With financial support by a slowly improving national economy continuing to grow slightly over previous years, Russia in 2006 showed increased activity in space operations from 2005, launching 12 different carrier rockets (2005: seven). Out of 66 launch attempts worldwide in 2006, 25 space launches were attempted by Russia, again placing it in the lead of spacefaring countries including the US. Its total of 25 attempts, of which 23 were successful launches, was one less than its previous year's 26 attempts (23 successful, same as in 2004): Three new Soyuz-2, six Soyuz-U, two Soyuz-FG (both crewed), two Proton-K, four Proton-M (one failed), five Zenit-3SL (sea launch, counted above under U.S. Activities), one Tsiklon-2, one Molniya-M, one Kosmos-3M, one Shtil (submarine launch of a Kompas-2 science satellite), two Dnepr (one failed, with 18 nanosats), one Rockot (with Kompsat-2 from South Korea), and one Start-1. The upgraded Soyuz-FG rocket's new fuel injection system provides a five percent increase in thrust over the Soyuz-U, enhancing its lift capability by 200 kg and enabling it to carry the new Soyuz-TMA spacecraft, which is heavier than the Soyuz-TM ship used in earlier years to ferry crews to the ISS. Soyuz-TMA was flown for the first time on October 30, 2002, as ISS mission 5S. It was followed in 2003 by Soyuz TMA-2 (6S) and TMA-3 (7S), in 2004 by TMA-4 (8S) and TMA-5 (9S), in 2005 by TMA-6 (10S) and TMA-7 (11S), and in 2006 by TMA-8 (12S) and TMA-9 (13S) (see International Space Station, above).

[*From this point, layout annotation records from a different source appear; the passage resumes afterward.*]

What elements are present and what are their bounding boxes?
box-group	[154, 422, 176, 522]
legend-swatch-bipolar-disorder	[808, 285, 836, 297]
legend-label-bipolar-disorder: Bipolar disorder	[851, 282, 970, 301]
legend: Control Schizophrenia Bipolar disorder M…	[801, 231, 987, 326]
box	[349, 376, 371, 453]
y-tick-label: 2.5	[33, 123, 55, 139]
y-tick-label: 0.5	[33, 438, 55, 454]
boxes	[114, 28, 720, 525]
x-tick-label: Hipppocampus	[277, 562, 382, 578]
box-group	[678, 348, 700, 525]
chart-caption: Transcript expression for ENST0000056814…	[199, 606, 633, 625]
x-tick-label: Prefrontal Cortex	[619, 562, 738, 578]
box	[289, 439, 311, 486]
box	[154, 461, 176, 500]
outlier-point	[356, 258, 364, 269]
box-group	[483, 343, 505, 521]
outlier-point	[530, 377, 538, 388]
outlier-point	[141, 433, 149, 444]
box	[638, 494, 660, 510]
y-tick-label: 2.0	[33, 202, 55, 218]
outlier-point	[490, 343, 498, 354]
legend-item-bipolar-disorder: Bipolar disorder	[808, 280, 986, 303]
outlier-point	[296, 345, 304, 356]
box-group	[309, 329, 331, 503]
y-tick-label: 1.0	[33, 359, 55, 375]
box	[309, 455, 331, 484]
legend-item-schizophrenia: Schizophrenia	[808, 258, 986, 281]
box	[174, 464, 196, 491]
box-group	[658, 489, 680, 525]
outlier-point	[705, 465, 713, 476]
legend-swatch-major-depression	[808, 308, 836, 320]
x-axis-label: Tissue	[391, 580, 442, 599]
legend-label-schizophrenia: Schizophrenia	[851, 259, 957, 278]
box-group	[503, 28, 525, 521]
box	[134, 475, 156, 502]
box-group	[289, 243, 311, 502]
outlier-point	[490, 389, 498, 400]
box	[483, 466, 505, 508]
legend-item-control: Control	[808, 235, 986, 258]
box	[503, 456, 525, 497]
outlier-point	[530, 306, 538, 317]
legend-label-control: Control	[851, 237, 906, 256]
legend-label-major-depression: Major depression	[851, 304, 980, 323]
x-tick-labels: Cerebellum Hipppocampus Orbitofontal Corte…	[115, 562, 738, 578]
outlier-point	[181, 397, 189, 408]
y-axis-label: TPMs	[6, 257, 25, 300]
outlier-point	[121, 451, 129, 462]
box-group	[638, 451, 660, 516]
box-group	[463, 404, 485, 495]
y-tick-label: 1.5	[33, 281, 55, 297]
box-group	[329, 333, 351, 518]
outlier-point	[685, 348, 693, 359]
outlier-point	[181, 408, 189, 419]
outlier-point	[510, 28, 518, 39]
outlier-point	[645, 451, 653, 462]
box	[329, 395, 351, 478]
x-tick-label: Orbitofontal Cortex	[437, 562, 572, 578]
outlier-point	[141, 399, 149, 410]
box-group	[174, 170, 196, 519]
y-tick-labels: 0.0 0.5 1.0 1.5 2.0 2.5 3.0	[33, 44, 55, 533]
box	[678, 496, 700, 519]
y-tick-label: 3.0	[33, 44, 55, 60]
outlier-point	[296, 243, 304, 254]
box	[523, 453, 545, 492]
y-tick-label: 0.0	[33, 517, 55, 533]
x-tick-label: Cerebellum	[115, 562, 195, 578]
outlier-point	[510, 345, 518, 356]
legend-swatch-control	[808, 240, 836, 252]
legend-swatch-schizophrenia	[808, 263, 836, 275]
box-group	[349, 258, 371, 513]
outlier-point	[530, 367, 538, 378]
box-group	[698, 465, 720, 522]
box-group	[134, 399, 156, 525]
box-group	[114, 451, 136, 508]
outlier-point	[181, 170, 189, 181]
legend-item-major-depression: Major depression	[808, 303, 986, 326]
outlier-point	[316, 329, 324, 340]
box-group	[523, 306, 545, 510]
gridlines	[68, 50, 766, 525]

Russian cosmonauts continue to hold the worldwide lead in spaceflight endurance, headed by Sergei Krikalev with 803 days on six Mir/Shuttle/ISS missions. In second place is Sergei Avdeyev with 748 days (three Mir missions), followed by physician Valery Polyakov with 679 days (two Mir missions), Anatoly Solovyev (652d on five Mir missions) and Alexander Kaleri (611d on 4 Mir/ISS missions). The US astronaut with the longest space duration, holding the U.S. record, is Michael Foale (374d on six Mir/ISS missions).
The Russian space program's major push to enter into the world's commercial arena by promoting its space products on the external market, driven by the need to survive in an era of severe reductions of public financing, continued in 2006. First launched in July 1965, the Proton heavy lifter, originally intended as a ballistic missile (UR500), by end-2006 had flown 244 times since 1980, with 15 failures (reliability: 0.938). Its launch rate in recent years has been as high as 13 per year. Of the six Protons launched in 2006 (2005: 7; 2004: 8), five were for commercial customers: Arabsat 4A, failed), Kazakhstan's first spacecraft KazSat 1, Eutelsat's Hot Bird 8, Badr 4 (Arabsat 4B), and Malaysia's Measat 3, the sixth for the State/military (three GLONASS-M navsats, the Russian equivalent of GPS). From 1985-2006, 192 Proton and 422 Soyuz rockets were launched, with 11 failures of the Proton and ten of the Soyuz, giving a combined reliability index of 0.966. Until a launch failure on October 15, 2002, the Soyuz rocket had flown 74 consecutive successful missions, including 12 with human crews on board; meanwhile, another 34 successful flights were added, including eight carrying 23 humans. Additionally, the new Soyuz-2 rocket had three successful launches in 2006 (of three attempts).
On September 19, Russia lost one of its most accomplished space pioneers, legendary Vladimir Sergeevich Syromyatnikov, Russia's top expert for spacecraft docking systems, at age 74 of leukemia. Academician Syromyatnikov developed the docking mechanism that linked the U.S. space shuttle to the Russian Mir orbital facility and later to the ISS. He was a key player in the development of the system that linked the Apollo and Soyuz vehicles in the 1975 ASTP (Apollo/Soyuz Test Project) and later the APAS (androgynous peripheral aggregate of docking) used on Mir, ISS and the U.S. and Russian shuttles.